Different sections of the media had almost contradictory accounts of what took place in New Delhi on Monday, when Prime Minister Narendra Modi sat down with visiting ministers from some of the countries that supply oil to India, as well as chief executives of top oil and gas companies. The Press Trust of India said that Modi “warned” oil producers like Saudi Arabia about the effects of high crude prices. Reuters, however, said Modi “urged” and “requested” oil suppliers to give relief to India. PTI also said Saudi Arabia committed to meeting India’s rising oil demand, but NDTV pointed out that Modi’s call for prices to be kept in check got a negative response from the Saudi oil minister.

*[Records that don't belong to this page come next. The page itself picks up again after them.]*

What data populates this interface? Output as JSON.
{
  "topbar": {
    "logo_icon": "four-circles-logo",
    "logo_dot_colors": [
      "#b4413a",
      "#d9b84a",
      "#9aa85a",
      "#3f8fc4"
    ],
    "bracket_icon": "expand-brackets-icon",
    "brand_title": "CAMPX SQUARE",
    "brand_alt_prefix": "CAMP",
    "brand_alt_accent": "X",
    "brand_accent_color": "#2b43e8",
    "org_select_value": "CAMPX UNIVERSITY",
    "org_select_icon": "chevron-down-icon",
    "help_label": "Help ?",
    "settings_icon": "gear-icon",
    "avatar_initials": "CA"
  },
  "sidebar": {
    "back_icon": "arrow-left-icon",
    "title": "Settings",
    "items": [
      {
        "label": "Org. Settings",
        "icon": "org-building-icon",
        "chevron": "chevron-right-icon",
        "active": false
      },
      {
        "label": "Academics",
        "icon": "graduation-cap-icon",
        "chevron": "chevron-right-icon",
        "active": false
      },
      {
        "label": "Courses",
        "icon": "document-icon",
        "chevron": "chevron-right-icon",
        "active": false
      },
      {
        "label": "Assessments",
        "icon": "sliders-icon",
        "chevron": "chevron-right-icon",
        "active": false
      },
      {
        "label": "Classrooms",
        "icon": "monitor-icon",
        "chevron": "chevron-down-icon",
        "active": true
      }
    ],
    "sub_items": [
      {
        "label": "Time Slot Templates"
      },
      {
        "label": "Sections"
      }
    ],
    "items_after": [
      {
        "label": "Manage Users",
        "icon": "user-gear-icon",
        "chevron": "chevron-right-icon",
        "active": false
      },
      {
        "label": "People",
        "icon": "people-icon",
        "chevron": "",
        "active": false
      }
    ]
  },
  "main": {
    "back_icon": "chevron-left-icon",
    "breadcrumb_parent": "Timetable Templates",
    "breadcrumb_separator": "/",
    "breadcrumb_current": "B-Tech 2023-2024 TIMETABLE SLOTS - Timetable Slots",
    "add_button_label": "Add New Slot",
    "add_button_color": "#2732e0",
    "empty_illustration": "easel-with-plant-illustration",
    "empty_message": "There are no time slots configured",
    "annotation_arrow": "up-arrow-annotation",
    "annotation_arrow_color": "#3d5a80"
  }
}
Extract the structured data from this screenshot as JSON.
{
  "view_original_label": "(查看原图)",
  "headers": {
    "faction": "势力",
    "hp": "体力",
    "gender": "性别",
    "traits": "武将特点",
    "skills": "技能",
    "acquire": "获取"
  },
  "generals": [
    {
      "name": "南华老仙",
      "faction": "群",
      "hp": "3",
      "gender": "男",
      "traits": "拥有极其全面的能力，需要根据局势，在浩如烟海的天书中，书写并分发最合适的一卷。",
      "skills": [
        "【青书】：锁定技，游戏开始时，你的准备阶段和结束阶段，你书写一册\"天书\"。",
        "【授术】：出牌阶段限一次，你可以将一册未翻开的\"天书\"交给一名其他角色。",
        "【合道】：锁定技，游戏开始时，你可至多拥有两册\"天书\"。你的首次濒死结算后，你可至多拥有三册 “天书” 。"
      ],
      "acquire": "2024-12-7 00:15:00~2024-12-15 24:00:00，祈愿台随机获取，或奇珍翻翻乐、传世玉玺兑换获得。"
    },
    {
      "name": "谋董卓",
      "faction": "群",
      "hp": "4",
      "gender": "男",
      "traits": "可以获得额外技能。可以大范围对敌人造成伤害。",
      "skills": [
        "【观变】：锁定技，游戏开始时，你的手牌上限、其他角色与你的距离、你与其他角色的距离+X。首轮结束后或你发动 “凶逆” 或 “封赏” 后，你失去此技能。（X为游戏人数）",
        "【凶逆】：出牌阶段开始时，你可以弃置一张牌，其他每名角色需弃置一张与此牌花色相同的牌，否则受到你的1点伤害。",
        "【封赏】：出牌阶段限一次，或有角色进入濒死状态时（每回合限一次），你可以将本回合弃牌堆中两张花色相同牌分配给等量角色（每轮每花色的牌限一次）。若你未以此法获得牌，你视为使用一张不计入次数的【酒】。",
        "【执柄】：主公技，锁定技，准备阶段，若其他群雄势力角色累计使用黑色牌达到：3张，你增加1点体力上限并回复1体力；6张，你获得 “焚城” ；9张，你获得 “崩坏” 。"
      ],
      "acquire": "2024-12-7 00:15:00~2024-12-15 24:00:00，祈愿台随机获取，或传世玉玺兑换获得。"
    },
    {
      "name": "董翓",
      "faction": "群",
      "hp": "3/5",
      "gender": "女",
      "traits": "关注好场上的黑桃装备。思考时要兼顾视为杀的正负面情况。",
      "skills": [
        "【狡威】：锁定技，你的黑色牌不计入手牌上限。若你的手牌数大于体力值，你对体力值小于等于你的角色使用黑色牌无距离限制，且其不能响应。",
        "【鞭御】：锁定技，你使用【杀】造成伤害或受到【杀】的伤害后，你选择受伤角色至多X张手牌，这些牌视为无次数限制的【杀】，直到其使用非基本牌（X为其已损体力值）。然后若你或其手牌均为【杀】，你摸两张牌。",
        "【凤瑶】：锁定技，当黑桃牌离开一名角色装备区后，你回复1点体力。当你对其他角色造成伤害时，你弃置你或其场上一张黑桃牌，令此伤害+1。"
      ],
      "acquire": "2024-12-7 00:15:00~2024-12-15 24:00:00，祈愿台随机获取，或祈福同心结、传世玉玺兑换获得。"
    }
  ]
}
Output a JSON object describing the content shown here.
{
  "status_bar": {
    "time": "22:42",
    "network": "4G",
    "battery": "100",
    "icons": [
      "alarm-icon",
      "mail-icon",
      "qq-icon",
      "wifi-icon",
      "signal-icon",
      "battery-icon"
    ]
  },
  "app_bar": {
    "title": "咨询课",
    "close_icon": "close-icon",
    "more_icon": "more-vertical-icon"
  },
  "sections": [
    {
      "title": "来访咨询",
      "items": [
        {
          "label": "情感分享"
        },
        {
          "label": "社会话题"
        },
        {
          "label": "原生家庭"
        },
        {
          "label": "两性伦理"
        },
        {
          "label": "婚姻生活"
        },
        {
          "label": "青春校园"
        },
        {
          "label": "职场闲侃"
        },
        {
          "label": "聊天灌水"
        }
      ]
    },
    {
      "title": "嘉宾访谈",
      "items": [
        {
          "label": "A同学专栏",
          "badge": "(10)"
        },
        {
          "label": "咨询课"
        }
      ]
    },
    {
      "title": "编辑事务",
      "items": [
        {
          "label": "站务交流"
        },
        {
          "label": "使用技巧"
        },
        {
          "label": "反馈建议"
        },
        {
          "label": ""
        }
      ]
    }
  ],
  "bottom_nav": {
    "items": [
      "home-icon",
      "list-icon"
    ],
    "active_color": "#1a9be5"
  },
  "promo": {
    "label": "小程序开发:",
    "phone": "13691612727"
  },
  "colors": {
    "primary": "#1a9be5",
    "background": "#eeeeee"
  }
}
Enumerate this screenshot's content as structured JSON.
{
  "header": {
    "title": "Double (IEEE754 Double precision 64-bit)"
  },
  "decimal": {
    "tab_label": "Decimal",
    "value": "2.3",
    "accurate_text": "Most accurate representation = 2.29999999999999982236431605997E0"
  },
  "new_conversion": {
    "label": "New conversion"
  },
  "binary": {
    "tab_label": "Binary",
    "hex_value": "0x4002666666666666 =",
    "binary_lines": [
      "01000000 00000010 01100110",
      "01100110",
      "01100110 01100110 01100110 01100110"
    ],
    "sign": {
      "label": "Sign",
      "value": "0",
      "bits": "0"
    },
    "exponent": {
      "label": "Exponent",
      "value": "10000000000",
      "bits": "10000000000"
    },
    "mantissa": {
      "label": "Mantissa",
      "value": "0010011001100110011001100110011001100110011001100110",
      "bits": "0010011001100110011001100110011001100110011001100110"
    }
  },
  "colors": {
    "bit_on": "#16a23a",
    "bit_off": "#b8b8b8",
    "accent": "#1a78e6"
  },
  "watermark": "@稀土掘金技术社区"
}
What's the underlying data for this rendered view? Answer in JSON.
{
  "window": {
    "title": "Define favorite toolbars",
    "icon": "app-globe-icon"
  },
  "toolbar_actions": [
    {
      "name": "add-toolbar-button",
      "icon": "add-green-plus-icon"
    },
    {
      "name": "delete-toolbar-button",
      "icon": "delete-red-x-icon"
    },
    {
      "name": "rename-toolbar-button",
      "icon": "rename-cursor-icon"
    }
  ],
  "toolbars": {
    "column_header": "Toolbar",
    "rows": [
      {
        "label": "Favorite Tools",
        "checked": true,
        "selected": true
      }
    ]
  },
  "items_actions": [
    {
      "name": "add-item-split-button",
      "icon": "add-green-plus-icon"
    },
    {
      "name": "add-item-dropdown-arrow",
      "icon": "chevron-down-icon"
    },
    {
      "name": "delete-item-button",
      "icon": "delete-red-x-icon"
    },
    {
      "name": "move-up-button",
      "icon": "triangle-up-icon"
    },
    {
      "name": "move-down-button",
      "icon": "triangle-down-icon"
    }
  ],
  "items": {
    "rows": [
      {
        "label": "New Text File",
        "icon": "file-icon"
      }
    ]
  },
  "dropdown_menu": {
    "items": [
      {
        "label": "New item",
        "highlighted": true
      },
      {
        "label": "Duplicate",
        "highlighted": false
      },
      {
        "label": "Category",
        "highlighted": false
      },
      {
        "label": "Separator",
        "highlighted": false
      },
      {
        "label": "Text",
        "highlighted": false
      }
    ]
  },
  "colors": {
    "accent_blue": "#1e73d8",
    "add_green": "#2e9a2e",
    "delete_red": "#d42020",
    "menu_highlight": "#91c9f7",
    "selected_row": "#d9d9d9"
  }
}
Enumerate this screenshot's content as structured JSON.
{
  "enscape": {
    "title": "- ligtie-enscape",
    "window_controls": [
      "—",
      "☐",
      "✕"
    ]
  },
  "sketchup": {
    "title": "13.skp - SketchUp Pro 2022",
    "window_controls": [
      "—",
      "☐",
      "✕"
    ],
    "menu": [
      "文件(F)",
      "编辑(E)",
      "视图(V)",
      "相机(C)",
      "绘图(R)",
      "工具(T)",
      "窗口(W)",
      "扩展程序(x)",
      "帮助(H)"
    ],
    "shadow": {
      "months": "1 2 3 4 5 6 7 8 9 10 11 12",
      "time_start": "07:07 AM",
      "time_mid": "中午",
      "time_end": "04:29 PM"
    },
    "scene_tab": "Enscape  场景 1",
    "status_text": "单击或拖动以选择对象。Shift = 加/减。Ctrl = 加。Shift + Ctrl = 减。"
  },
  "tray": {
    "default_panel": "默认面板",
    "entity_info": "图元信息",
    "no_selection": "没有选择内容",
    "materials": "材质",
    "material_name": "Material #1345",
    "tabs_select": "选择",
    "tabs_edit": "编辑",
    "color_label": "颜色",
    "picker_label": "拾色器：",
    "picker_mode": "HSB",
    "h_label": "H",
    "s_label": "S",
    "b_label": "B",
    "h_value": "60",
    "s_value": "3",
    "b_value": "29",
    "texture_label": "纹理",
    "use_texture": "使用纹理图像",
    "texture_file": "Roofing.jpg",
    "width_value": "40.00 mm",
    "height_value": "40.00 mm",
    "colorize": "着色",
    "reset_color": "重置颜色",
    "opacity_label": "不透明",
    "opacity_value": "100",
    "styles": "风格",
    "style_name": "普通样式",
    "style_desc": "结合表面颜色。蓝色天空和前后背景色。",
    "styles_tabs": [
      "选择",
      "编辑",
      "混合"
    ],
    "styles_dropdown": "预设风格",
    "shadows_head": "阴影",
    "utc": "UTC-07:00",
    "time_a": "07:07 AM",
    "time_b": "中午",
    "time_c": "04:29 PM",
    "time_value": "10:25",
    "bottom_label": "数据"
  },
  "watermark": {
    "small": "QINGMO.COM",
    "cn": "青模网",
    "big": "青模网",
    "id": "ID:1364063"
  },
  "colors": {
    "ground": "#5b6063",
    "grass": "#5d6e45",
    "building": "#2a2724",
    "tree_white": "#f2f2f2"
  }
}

However you look at it, the events of the Monday were a far cry from the euphoria of Modi’s first few years in office, when he cited his naseeb, his luck, as the reason oil prices had fallen to tremendous lows, helping India balance its current account deficit and keep what had previously been stubborn inflation in check. That naseeb has long changed. Oil prices, which were as low as $43 a barrel in 2015, are now above $80 and traders are betting on the rates going above $100 a barrel again.

Advertisement

Combine that with fresh sanctions against Iran, the third-largest supplier of Indian oil, kicking in next month, potential volatility between the US and Saudi Arabia over the killing of journalist Jamal Khashoggi – which could play havoc with the oil market – and a steep drop in the value of the rupee, and the Indian economy could be facing some serious trouble. The oil subsidy bill is already 84% higher than the budgeted estimate for the whole year. In an editorial on Monday, the Business Standard also pointed out the scare caused by the IL&FS crisis and dampening responses to consumer surveys that together suggest one thing: “India and Indian policymakers must brace for a slowdown.”

Analysts from across the board, including those generally supportive of the current administration, are warning of of difficult times ahead. Swarajya’s R Jagannathan is, in fact, so concerned about the state of the economy that he is calling for a “mini-budget” in the upcoming Winter Session of Parliament. Even if they were to do that, Modi and his team’s economic policymaking does not inspire confidence. Demonetisation and the botched roll-out of the Goods and Services Tax now don’t just look like monumental mistakes but also as massive speed breakers, preventing the economy from accelerating at a time when oil prices were low.

Now Modi’s team will have to figure out how to balance the problems of stress on the balance sheet, darkening global clouds and a general election on the horizon, a time when governments generally prefer to loosen their purse strings, especially if conditions are bad. None of that bodes well for the health of the Indian economy, especially considering the government’s stewardship of the economy so far. It seems the best Indians can do is be wary of any rabbits being pulled out of Modi’s hat, and instead hope and pray that the prime minister’s infamous naseeb changes for the better before things get worse.